Chief Minister Fabian Picardo subsequently clarified, in a speech in July, that: “The employer and the employee will each have to contribute 2% to the pension scheme”. Employers and employees may choose to make higher contributions at any time and may each make different contributions, as long as a 2% minimum is met.

IMPLEMENTATION

Implementation of the Act is to be phased so that smaller employers have more time to deal with the requirements and have a longer period to make the requisite adjustments.

Large employers will be required to comply with the provisions of the Act by July 2021, medium employers by July 2022, small employers by July 2025 and micro employers by July 2027.

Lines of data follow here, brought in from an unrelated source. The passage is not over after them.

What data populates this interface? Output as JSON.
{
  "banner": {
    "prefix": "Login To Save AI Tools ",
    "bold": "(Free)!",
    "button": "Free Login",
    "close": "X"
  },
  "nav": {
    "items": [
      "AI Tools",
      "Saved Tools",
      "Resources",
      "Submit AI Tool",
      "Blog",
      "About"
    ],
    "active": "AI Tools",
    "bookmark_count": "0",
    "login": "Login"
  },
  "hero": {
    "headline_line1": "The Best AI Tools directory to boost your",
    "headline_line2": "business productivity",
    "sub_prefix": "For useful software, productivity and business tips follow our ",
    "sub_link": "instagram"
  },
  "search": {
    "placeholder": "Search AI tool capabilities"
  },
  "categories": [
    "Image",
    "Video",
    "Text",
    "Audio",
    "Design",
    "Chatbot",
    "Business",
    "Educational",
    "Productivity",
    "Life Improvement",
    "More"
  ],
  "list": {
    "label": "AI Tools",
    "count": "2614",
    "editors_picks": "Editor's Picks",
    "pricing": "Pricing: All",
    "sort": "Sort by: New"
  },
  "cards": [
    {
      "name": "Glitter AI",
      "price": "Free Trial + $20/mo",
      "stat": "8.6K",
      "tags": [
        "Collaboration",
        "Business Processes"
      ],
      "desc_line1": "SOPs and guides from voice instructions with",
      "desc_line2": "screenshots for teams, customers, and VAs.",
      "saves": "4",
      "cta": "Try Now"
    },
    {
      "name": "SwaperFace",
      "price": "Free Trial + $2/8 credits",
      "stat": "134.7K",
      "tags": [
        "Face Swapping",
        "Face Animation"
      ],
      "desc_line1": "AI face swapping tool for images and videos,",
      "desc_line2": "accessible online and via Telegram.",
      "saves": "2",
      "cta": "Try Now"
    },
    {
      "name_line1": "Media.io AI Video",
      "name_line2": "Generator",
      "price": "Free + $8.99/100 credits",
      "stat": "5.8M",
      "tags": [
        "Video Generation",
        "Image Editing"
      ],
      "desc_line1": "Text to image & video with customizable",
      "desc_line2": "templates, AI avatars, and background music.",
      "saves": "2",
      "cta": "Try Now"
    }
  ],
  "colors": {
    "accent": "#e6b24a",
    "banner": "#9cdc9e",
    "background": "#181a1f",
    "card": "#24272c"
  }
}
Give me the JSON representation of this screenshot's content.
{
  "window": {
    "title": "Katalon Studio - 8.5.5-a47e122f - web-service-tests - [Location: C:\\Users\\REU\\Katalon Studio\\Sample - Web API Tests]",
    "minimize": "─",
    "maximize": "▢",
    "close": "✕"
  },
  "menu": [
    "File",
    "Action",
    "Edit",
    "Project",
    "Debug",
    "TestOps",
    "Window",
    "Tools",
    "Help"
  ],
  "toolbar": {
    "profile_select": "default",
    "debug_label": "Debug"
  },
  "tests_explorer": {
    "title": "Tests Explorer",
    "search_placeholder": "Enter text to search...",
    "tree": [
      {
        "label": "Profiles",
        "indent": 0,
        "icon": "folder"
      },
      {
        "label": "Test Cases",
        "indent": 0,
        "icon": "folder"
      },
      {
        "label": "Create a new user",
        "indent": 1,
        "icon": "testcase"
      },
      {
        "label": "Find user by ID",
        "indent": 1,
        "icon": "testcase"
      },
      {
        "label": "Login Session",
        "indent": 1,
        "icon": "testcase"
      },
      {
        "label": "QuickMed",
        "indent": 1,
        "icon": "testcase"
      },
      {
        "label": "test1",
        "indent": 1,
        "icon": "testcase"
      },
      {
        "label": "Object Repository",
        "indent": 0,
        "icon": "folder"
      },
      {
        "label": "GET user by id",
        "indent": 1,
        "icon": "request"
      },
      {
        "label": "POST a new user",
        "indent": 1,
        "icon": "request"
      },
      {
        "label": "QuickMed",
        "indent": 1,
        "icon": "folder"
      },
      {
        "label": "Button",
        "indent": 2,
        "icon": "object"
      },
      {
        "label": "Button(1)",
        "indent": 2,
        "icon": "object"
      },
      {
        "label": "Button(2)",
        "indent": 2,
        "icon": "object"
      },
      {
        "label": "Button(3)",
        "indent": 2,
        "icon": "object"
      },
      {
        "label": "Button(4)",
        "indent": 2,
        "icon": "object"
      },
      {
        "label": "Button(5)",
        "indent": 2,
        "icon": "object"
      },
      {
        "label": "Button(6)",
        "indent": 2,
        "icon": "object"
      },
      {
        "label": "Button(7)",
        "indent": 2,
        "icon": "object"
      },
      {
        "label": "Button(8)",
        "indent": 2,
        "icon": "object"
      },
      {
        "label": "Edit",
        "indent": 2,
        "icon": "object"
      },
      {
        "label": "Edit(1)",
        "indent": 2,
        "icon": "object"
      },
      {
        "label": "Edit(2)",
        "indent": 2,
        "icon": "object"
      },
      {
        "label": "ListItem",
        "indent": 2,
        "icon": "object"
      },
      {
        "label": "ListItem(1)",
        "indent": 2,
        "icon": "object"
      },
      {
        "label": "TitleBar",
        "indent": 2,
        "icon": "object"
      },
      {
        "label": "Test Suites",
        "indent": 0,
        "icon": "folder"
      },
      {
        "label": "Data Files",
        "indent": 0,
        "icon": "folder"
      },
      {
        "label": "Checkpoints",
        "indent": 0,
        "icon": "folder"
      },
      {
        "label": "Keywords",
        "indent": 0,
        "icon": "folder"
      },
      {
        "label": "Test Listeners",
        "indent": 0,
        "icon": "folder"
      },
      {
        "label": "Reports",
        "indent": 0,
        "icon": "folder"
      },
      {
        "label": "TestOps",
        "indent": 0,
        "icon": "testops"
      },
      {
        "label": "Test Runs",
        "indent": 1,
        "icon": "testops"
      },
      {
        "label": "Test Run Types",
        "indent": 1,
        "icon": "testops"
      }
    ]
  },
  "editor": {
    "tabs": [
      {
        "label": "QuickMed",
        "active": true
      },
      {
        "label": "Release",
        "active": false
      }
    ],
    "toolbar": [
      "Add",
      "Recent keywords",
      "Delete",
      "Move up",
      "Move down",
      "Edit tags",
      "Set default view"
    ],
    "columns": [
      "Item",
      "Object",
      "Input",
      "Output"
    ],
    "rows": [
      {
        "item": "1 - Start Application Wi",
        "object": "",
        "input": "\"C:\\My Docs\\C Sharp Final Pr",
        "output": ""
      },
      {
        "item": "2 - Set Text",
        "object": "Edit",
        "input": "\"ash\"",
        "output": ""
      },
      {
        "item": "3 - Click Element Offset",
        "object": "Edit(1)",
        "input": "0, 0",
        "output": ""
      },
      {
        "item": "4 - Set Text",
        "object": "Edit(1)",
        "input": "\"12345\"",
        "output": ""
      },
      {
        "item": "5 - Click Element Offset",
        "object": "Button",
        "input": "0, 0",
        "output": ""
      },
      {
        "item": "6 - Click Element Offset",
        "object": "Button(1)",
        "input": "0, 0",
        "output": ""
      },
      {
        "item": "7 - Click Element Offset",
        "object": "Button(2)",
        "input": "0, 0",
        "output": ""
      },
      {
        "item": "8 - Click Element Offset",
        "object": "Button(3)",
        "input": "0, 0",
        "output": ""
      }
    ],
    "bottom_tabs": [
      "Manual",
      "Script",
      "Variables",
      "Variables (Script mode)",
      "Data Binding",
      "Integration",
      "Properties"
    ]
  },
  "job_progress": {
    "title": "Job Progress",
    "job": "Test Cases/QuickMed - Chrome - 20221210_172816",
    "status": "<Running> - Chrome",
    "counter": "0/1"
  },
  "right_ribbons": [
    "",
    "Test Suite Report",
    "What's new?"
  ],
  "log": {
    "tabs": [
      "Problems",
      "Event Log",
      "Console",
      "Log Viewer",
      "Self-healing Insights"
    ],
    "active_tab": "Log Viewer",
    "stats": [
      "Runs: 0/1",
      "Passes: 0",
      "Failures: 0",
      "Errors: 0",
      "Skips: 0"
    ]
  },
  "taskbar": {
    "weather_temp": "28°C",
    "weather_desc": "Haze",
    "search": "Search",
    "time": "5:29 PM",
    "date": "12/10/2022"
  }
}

The definitions of whether the employer is small, medium or large will follow the definition in the Companies Act 2014, with the requisite changes so that the definitions also apply to employers who are not companies.

COMPLIANCE

The Act establishes a Pensions Commissioner in Gibraltar, who will keep a register of all employers and their employees’ status. The Commissioner will verify payments made under pension plans and investigate complaints. The Commissioner is provided with powers to facilitate the enforcement and monitoring of compliance with the Act, as well as powers to be able to fine anyone found in breach of the Act.

EXISTING PENSION PLANS

The Act places an obligation on employers to continue with existing pension plans, but employers should ensure that the minimum criteria of any existing plans are in compliance with the new requirements. For instance, I’m aware that some employers have a minimum employment period of two years before an employee can join their scheme. If this is the case, then the minimum employment period will need to be reduced to one year.

PENSIONS ADVICE

Gibraltar introduced legislation for the provision of pension advice for individuals in 2017. This covers the joining of personal or occupational (employer-operated) pension schemes.

Currently, there are nine companies specifically authorised by the Gibraltar Financial Services Commission (GFSC) to provide pensions advice in Gibraltar. This list can be accessed at www.fsc.gi/regulated-entities/pension-advisers-36. However, lawyers and accountants are not required to be licensed by the GFSC and may also be able to provide advice in this area.

Some pensions advisors have expressed concerns about advising employees who are under the age of 18. In such cases, it may be necessary for their parents to countersign relevant documentation.

The Spanish tax system does not view contributions to all Gibraltar pension schemes in the same way, so advice should be taken when dealing with Spanish resident workers as to the best type of pension scheme to establish.

LOW-INCOME EMPLOYEES

In the Chief Minister’s statement, he envisaged that employees who earn less than £18,500 per year would be able to contribute to a pension plan established by the Government – the Provident Trust (Number 3) Pension Scheme.

The investment performance of the Government pension schemes has rarely been impressive, and a quick look at the average return of the Number 3 pension scheme over the last five years shows it to be over 1% lower per annum than the industry average, as shown by the performance benchmarks published by the Society of Trust and Estate Practitioners (STEP) – the Managed Portfolio Indices (MPI).

A 1% differential may not seem a great deal, but a quick example can show the long-term impact. Saving £200 per month for 30 years at an annual return of 4% will generate a pension pot of £139,000, while saving £200 per month for 30 years at an annual return of 5% will generate a pension pot of £167,000. That’s a difference of £28,000 for two employees saving the same amount.

It is recommended that the Government should review the managers of their pension schemes at least every five years and make changes if the performance is below average.

Overall, the legislation is welcomed as an important development for the Gibraltar labour force, which should boost the level of saving and encourage more employees to start a pension plan.